Kakodkar P et Hamula C investigated a very interesting topic. On one hand, their study is another fact-approving statement that urine is not sterile and if investigated with prolonged schemes, some bacteria that are uncultivable using usual methods can be detected. On the other hand, their paper gave an additional view on some overlooked bacteria such as Actinotignum schaalii – the authors presented their personal data and also made a review of the similar data in the literature. The methods were appropriate and the results were presented and discussed very well.

Some minor comments:

Line 57-58 Please provide more information on the cultivation of A. schaalii or at least refer a study. The procedure is different from the usual microbiological urine investigation and it will be interesting to have a full explanation. Has the hospital laboratory applied this procedure for all urine cultures?

How can the authors be sure that this microorganism caused the infection, especially for abscesses and ulcers which have polymicrobial etiology? Finegoldia magna, Bacteroides are true pathogens and could be the sole cause of infection. Will the authors consider checking in future work for specific immune response – antibodies against A. schaalii? In my opinion this also can be discussed.

Table2 – what is meant by treatment strategy – is this treatment after microbiological investigation? Please provide data for the antibiotics that have been used. If it is the antibiotics that are shown in the next column, please explain this. How was the therapy altered after the microbiological investigation?

Table 3  and 4 It will be good to add the results of the antimicrobial therapy -  if some paper in the literature review provides it or if the authors have personal data perhaps?
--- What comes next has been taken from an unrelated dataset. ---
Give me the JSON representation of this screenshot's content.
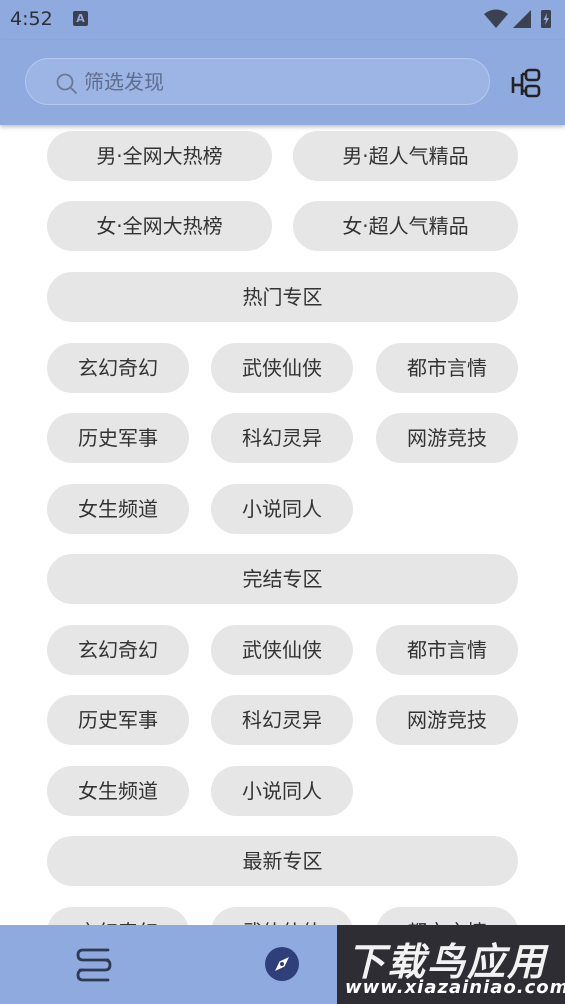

Line 247,248 – This statement is speculation as the cases are too small in number. The sentence should be rephrased.

Author Response

Thank you for your time and amazing insight. 

Line 63 to 70 now states that " A.schaalii recovered in this study grew on either routine aerobic urine culture plates (blood agar and chromogenic agar), from aerobic or anaerobic blood culture bottles or on wound culture workups with brucella blood agar and blood agar incubated under both aerobic and anaerobic conditions. Urine cultures in our lab are not incubated anaerobically. A.schaalii  are not strict anaerobes, they are facultative anaerobes that prefer anaerobic growth conditions but can grow slowly under aerobic conditions. The lack of anaerobic culture workup in urines likely contributes to under identification of this pathogen as a cause of UTI"

Line 253 to 256 now states that, "Future studies could incorporate and correlate these microbiological findings with the antibody serology against A. schaalii to explore the pathogenic role of this organism in abscesses. The role of A.schaali in mixed infections is not always clear. As seen in our study, it can be co-isolated along with known pathogens in many cases".

Table 2 shows the treatment strategy before microbiological investigations. The treatment strategy includes surgical options and empiric antimicrobials prior to microbial culture results. The alteration of the antimicrobials after microbiological investigations is shown in table 3

The results of the antimicrobial therapy would definitely be interesting but nearly all included papers did not provide this data.

line 265-269 has now been rephrased “It is a possibility that both these procedures could help A. schaalii to form cystitis and pyelonephritis at sites beyond its native residence or in severe cases disseminate via the bloodstream in cases of septic joint infections, urosepsis, and endocarditis. Although given the small sample size this finding needs to be considered with extreme caution.”